Amazon Web Services (AWS), the leading provider of cloud‑based computing services, is a great resource and platform for web application development. AWS customers include big names such as Adobe, Airbnb, NASA, Netflix, Slack, and Zynga.

You can use AWS for prototyping, for mixed deployments (alongside physical servers that you manage directly), or for AWS‑only deployments. The performance you see on AWS can, however, vary widely, just as on any other public cloud – but you don’t have the same direct control of your AWS deployment that you do for servers that you buy and manage yourself. So AWS users have mastered a number of optimizations to get the most out of the environment.

Since its introduction in mid‑2013, NGINX Plus has become extremely popular on AWS; more than 40% of all AWS implementations use NGINX or NGINX Plus. A big part of the reason is performance. NGINX Plus is widely used for load balancing across instances, and other purposes; it handles spikes in traffic with better price/performance than many alternatives.

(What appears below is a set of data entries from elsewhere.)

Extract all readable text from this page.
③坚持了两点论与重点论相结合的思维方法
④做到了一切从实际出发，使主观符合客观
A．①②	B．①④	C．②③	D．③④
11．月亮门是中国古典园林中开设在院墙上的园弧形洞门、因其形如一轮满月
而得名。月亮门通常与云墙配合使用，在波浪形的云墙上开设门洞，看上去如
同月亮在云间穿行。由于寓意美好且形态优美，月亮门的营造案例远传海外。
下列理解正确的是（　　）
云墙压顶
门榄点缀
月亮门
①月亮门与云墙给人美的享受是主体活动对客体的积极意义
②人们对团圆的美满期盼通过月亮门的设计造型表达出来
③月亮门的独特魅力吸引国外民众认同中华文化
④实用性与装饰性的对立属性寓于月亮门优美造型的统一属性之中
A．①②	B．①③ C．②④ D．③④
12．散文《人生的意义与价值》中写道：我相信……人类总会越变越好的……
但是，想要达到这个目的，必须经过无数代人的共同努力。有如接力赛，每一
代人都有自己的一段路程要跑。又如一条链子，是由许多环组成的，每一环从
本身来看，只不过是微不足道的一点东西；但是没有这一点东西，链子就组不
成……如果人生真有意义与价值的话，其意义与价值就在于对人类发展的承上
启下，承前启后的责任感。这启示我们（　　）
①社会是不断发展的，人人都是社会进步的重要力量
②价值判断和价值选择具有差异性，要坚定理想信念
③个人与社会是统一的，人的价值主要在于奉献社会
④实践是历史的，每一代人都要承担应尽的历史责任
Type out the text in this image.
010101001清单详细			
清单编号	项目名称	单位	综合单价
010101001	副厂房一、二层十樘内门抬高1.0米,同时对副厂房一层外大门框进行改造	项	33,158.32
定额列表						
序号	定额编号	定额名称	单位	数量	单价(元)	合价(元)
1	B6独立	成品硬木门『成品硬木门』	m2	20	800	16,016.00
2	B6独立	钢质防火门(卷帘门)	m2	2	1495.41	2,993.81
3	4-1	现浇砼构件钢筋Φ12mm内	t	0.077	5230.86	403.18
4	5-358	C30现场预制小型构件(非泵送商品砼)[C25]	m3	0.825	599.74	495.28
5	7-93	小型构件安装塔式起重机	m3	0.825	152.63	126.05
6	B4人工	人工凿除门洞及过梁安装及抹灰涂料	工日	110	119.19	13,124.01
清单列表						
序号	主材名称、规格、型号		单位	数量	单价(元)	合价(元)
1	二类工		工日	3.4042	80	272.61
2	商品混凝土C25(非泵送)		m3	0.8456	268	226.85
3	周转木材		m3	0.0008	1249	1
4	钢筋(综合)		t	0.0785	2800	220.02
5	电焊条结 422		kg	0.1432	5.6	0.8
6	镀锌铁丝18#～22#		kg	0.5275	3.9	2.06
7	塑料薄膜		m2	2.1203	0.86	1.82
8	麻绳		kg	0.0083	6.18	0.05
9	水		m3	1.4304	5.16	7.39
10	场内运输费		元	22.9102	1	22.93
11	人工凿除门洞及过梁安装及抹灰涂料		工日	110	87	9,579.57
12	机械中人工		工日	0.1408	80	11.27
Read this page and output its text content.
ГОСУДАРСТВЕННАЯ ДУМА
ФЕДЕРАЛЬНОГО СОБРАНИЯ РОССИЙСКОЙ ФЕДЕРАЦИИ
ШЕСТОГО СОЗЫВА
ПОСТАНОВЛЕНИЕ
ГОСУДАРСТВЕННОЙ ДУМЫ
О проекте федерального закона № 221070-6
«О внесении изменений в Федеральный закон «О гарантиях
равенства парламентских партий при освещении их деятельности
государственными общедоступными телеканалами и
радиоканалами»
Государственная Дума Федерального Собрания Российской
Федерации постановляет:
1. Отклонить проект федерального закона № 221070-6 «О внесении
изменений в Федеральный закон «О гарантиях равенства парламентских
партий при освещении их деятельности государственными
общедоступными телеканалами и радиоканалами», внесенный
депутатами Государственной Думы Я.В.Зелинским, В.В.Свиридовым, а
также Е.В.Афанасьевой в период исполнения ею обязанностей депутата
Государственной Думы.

With these realities in mind, this blog post gives you tips you can use to get the best performance out of Amazon Web Services. We include specifics about how to implement these tips using NGINX Plus, where applicable. Use these tips to make immediate improvements in AWS performance, and to start a process of progressive improvement that will allow you to get the most from your AWS‑based efforts.

Note: For ideas on improving the performance for all your web applications, wherever they’re hosted, see 10 Tips for 10x Performance on our blog.

Tip 1 – Plan for Performance

Experts are using the term “cloud hangover” to describe some of the difficulties that can come with a cloud deployment, such as unexpected costs to maintain, support, and run your cloud‑based application.

There’s a place for tactical cloud adoption – experiments and “quick fixes” that get an app delivered quickly or cut costs. Use tactical efforts to gain experience and accumulate data about cloud‑based development and deployment.

As you grow your efforts, take the time to create a plan. You need to manage your suppliers, hire or train people to gain needed competencies, and understand future needs for app monitoring and management.

Also consider:

  • Data movement – Identify what data are you accepting and delivering, what security is required – too little exposes you to data loss, too much will cost too much money – and your backup needs.
  • High availability – Using a reverse proxy server, load balancing, and request routing all make your implementation more flexible, adaptable, and robust. Consider dispersing your NGINX and other server instances across multiple Availability Zones, for redundancy, and using Auto Scaling to handle spikes in traffic.
  • Enhanced networking – The AWS enhanced networking capability offers higher performance (more packets per second) with lower latency. Enhanced networking is only available on specific instance types in specific configurations, so assess your networking and other needs before you commit to it. There is no additional cost.
  • Storage types – Consider using EBS (solid state disk) storage by default. EBS storage is faster, has higher capacity, and your data and OS state are persistent – but costs are likely to be higher.

Include NGINX Plus in your early efforts. NGINX Plus is well suited for use as a reverse proxy server (to isolate request management from application processing), for load balancing (usually in combination with Amazon Elastic Load Balancing), and for request routing among heterogeneous application servers. NGINX Plus can support a very large number of client connections while greatly reducing traffic to application servers.

Plan for future implementations, using lessons you learn from your initial efforts to more realistically estimate resource needs and costs. Continue adjusting your plan as you implement it.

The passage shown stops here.